C. arnensis was a medium-sized canid, with a close affinity to modern canids. It had a slightly smaller cranial length than both C. etruscus and the extant C. lupus. C. arnensis featured a lower and more pronounced forehead, with less-developed sagittal and nuchal crests and a bulkier braincase than C. etruscus; in addition, the nasal bones were found to be shorter, stopping short of the maxillofrontal suture.
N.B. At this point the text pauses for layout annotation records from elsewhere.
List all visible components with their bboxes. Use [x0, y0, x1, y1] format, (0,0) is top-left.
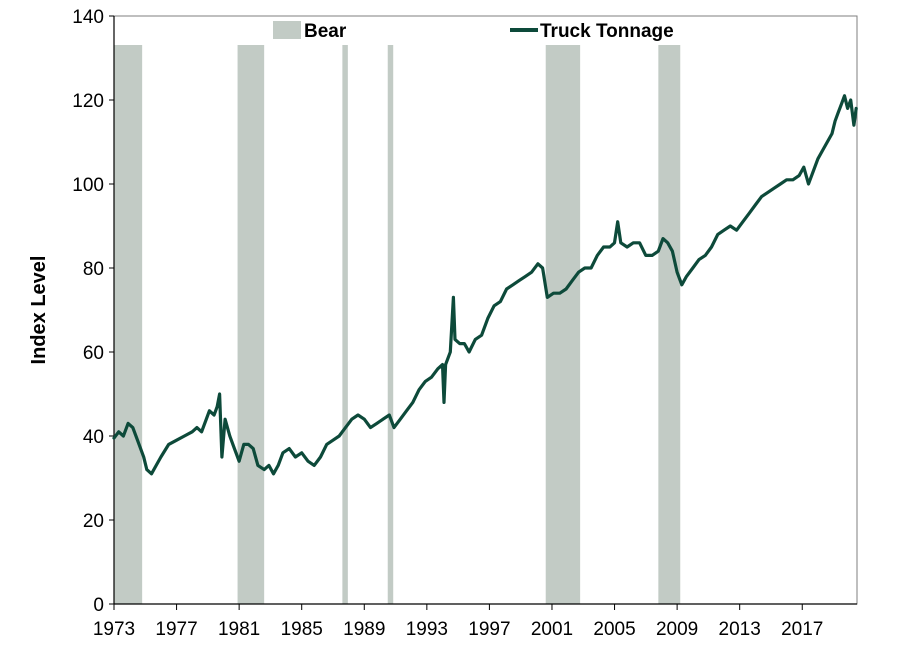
x-tick-label: 1973 [93, 619, 135, 640]
legend-background [256, 17, 716, 44]
y-axis-ticks: 0 20 40 60 80 100 120 140 [72, 7, 114, 616]
x-axis-ticks: 1973 1977 1981 1985 1989 1993 1997 2001 2005 2009… [93, 16, 857, 640]
x-tick-label: 1977 [155, 619, 197, 640]
x-tick-label: 2001 [531, 619, 573, 640]
series-layer [112, 94, 858, 476]
y-tick-label: 20 [83, 511, 104, 532]
y-tick-label: 140 [72, 7, 104, 28]
y-tick-label: 100 [72, 175, 104, 196]
x-tick-label: 1993 [406, 619, 448, 640]
x-tick-label: 2005 [593, 619, 635, 640]
x-tick-label: 2013 [719, 619, 761, 640]
y-tick-label: 80 [83, 259, 104, 280]
legend-label-bear: Bear [304, 21, 347, 42]
y-tick-label: 120 [72, 91, 104, 112]
legend: Bear Truck Tonnage [256, 17, 716, 44]
bear-periods [114, 45, 681, 604]
y-tick-label: 40 [83, 427, 104, 448]
y-axis-label: Index Level [28, 256, 50, 365]
bear-period-5 [545, 45, 581, 604]
x-tick-label: 1989 [343, 619, 385, 640]
bear-period-3 [342, 45, 348, 604]
bear-period-4 [387, 45, 394, 604]
y-tick-label: 60 [83, 343, 104, 364]
legend-label-truck-tonnage: Truck Tonnage [540, 21, 674, 42]
x-tick-label: 2017 [781, 619, 823, 640]
plot-frame [113, 15, 858, 605]
series-line-truck-tonnage [112, 94, 858, 476]
x-tick-label: 1981 [218, 619, 260, 640]
y-tick-label: 0 [93, 595, 104, 616]
legend-swatch-bear [273, 21, 301, 39]
x-tick-label: 1985 [281, 619, 323, 640]
bear-period-6 [658, 45, 681, 604]
x-tick-label: 1997 [468, 619, 510, 640]
bear-period-1 [114, 45, 143, 604]
x-tick-label: 2009 [656, 619, 698, 640]
axes [113, 15, 858, 605]
bear-period-2 [237, 45, 265, 604]
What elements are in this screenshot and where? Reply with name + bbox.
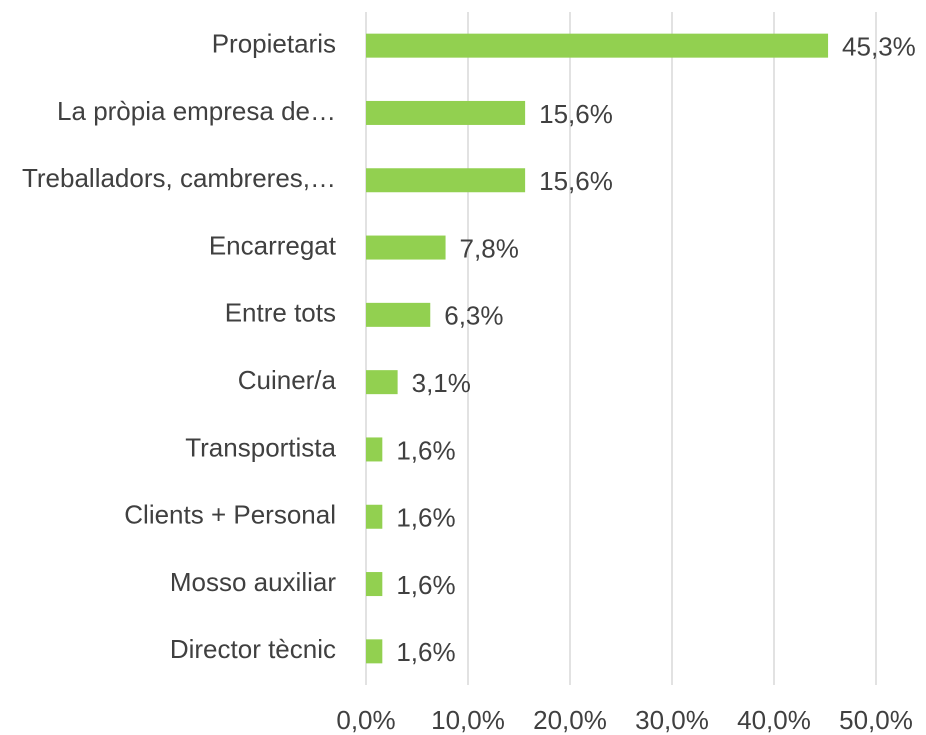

C. arnensis and C. etruscus have been compared, as they are morphologically similar and are believed to have spread to Western Europe together during the so-called "Canis Event". Morphometric analysis of the cranium and upper teeth show that both C. arnensis and C. etruscus showed characteristics of an intermediate between extant wolves and jackals, with C. arnensis being slightly more jackal-like and C. etruscus slightly more wolf-like; however, in some cranial characteristics, C. arnensis is more wolf-like.

==Paleoecology==
The dispersal of carnivoran species occurred approximately 1.8 million years ago and this coincided with a decrease in precipitation and an increase of annual seasonality which followed the 41,000 year amplitude shift of Milankovitch cycles. First to arrive was C. etruscus, which was immediately followed by C. arnensis and Lycaon falconeri and then by the giant hyena (Pachycrocuta brevirostris). These were all better adapted to open, dry landscapes than the two more primitive canini Eucyon and Nyctereutes that they replaced in Europe.

==Range==

The first identification of C. arnensis followed the discovery of a fossil in the Upper Valdarno. Fossils of the species have only been found in the period of time known as the Tasso Faunal Unit of Italy. The species was endemic to Mediterranean Europe and lived during the Early Pleistocene era. It is believed that C. arnensis spread across Europe as the result of a dispersal event which populated the continent with the first modern canids. The species arrived in Italy around 1.9 Ma and was homogenized across southern Europe during the late Villafranchian.

==Extinction==
Canis arnensis and the Etruscan wolf both disappeared from the fossil record in Italy after the end of the Tasso Faunal Unit and were replaced by the mid-Pleistocene era Mosbach wolf (C. mosbachensis Soergel, 1925) by 1.5 million years ago.